As investigações apontam que monitores de ressocialização prisional, profissionais terceirizados que atuam nas unidades, cobravam cerca de R$ 10 mil por aparelho para permitir o ingresso ilegal dos dispositivos nas celas. O esquema também envolvia familiares de detentos e pessoas privadas de liberdade.
Durante o cumprimento dos mandados, equipes localizaram 43 celulares com um dos alvos. A operação contou com o apoio de cães farejadores, utilizados para identificar aparelhos e outros materiais ilícitos escondidos.
Segundo o delegado Helder Andrade Lauria, os pagamentos eram realizados por meio de transferências eletrônicas para contas pessoais dos investigados, geralmente entre dois e três dias após a entrada de novos presos nas unidades.
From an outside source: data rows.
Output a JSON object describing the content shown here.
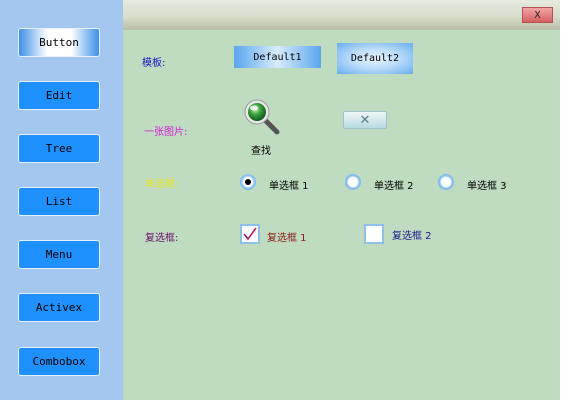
{
  "sidebar": {
    "buttons": [
      {
        "label": "Button",
        "active": true
      },
      {
        "label": "Edit"
      },
      {
        "label": "Tree"
      },
      {
        "label": "List"
      },
      {
        "label": "Menu"
      },
      {
        "label": "Activex"
      },
      {
        "label": "Combobox"
      }
    ]
  },
  "titlebar": {
    "close_label": "X"
  },
  "template_row": {
    "label": "模板:",
    "button1": "Default1",
    "button2": "Default2"
  },
  "image_row": {
    "label": "一张图片:",
    "search_label": "查找",
    "close_glyph": "✕"
  },
  "radio_row": {
    "label": "单选框:",
    "options": [
      {
        "label": "单选框 1",
        "selected": true
      },
      {
        "label": "单选框 2",
        "selected": false
      },
      {
        "label": "单选框 3",
        "selected": false
      }
    ]
  },
  "checkbox_row": {
    "label": "复选框:",
    "options": [
      {
        "label": "复选框 1",
        "checked": true
      },
      {
        "label": "复选框 2",
        "checked": false
      }
    ]
  },
  "colors": {
    "sidebar_bg": "#a3c7ee",
    "main_bg": "#c0dcc0",
    "nav_button": "#1e90ff",
    "template_label": "#1515c8",
    "image_label": "#d81bd8",
    "radio_label": "#e6e62a",
    "checkbox_label": "#6a0f6a",
    "checkbox1_text": "#8b1a1a",
    "checkbox2_text": "#1a1a8b"
  }
}
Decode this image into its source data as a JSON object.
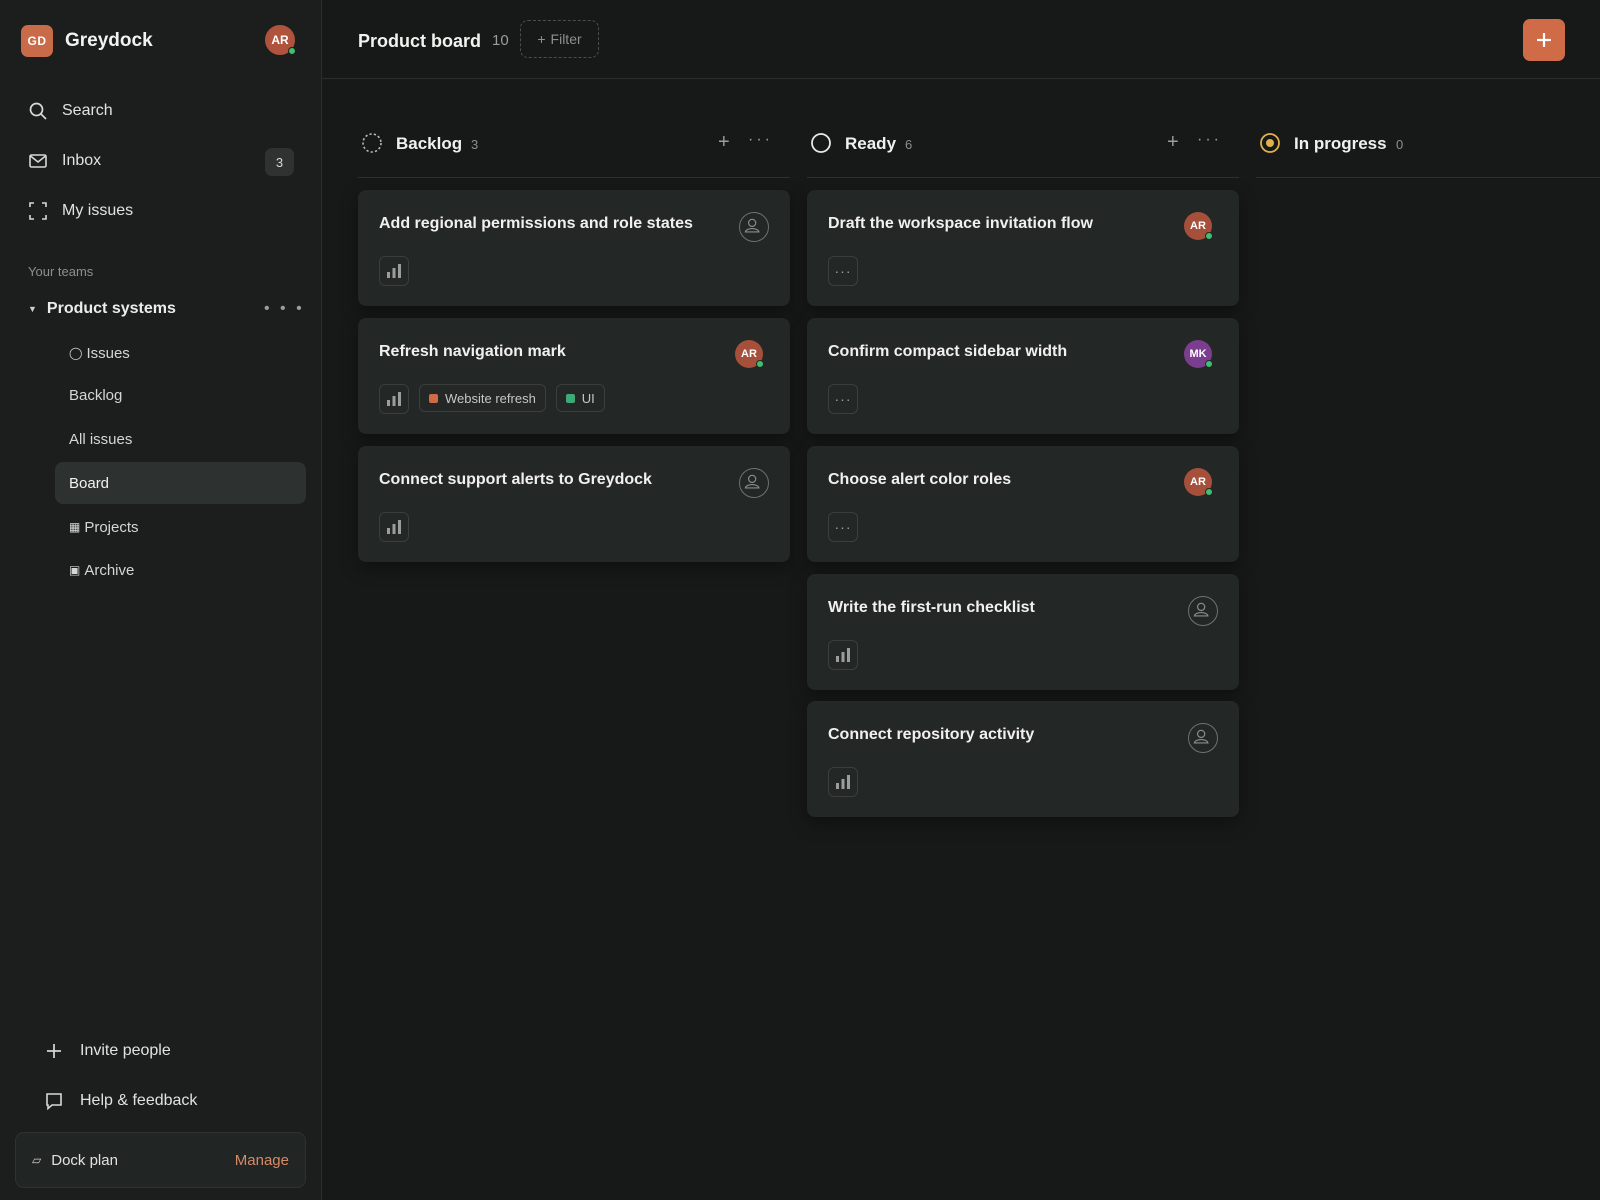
{
  "sidebar": {
    "workspace_logo": "GD",
    "workspace_name": "Greydock",
    "user_avatar": "AR",
    "nav": {
      "search": "Search",
      "inbox": "Inbox",
      "inbox_count": "3",
      "my_issues": "My issues"
    },
    "teams_label": "Your teams",
    "team": {
      "name": "Product systems",
      "more": "• • •",
      "items": {
        "issues": "Issues",
        "backlog": "Backlog",
        "all_issues": "All issues",
        "board": "Board",
        "projects": "Projects",
        "archive": "Archive"
      }
    },
    "invite": "Invite people",
    "help": "Help & feedback",
    "plan": {
      "name": "Dock plan",
      "action": "Manage"
    }
  },
  "header": {
    "title": "Product board",
    "count": "10",
    "filter": "Filter"
  },
  "columns": {
    "backlog": {
      "title": "Backlog",
      "count": "3",
      "cards": [
        {
          "title": "Add regional permissions and role states"
        },
        {
          "title": "Refresh navigation mark",
          "assignee": "AR",
          "labels": [
            "Website refresh",
            "UI"
          ]
        },
        {
          "title": "Connect support alerts to Greydock"
        }
      ]
    },
    "ready": {
      "title": "Ready",
      "count": "6",
      "cards": [
        {
          "title": "Draft the workspace invitation flow",
          "assignee": "AR"
        },
        {
          "title": "Confirm compact sidebar width",
          "assignee": "MK"
        },
        {
          "title": "Choose alert color roles",
          "assignee": "AR"
        },
        {
          "title": "Write the first-run checklist"
        },
        {
          "title": "Connect repository activity"
        }
      ]
    },
    "in_progress": {
      "title": "In progress",
      "count": "0"
    }
  },
  "colors": {
    "accent": "#d06b48",
    "label_website_refresh": "#d06b48",
    "label_ui": "#3fa877",
    "status_in_progress": "#e0b04a"
  }
}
Em alguns casos, os próprios suspeitos disponibilizavam seus celulares para que os detentos acessassem aplicativos bancários e efetuassem as transações.
A investigação teve início após a apreensão de um aparelho na cadeia pública de Pato Branco, o que levou ao aprofundamento das apurações. De acordo com o coordenador regional da Polícia Penal em Francisco Beltrão, Marcos Andrade, o caso reforça a importância da atuação integrada das forças de segurança no combate a irregularidades no sistema prisional.
Os investigados podem responder por corrupção ativa e passiva, facilitação de entrada de aparelho de comunicação em estabelecimento prisional e associação criminosa.
Um dos principais suspeitos segue foragido, e as equipes continuam as buscas para localizá-lo.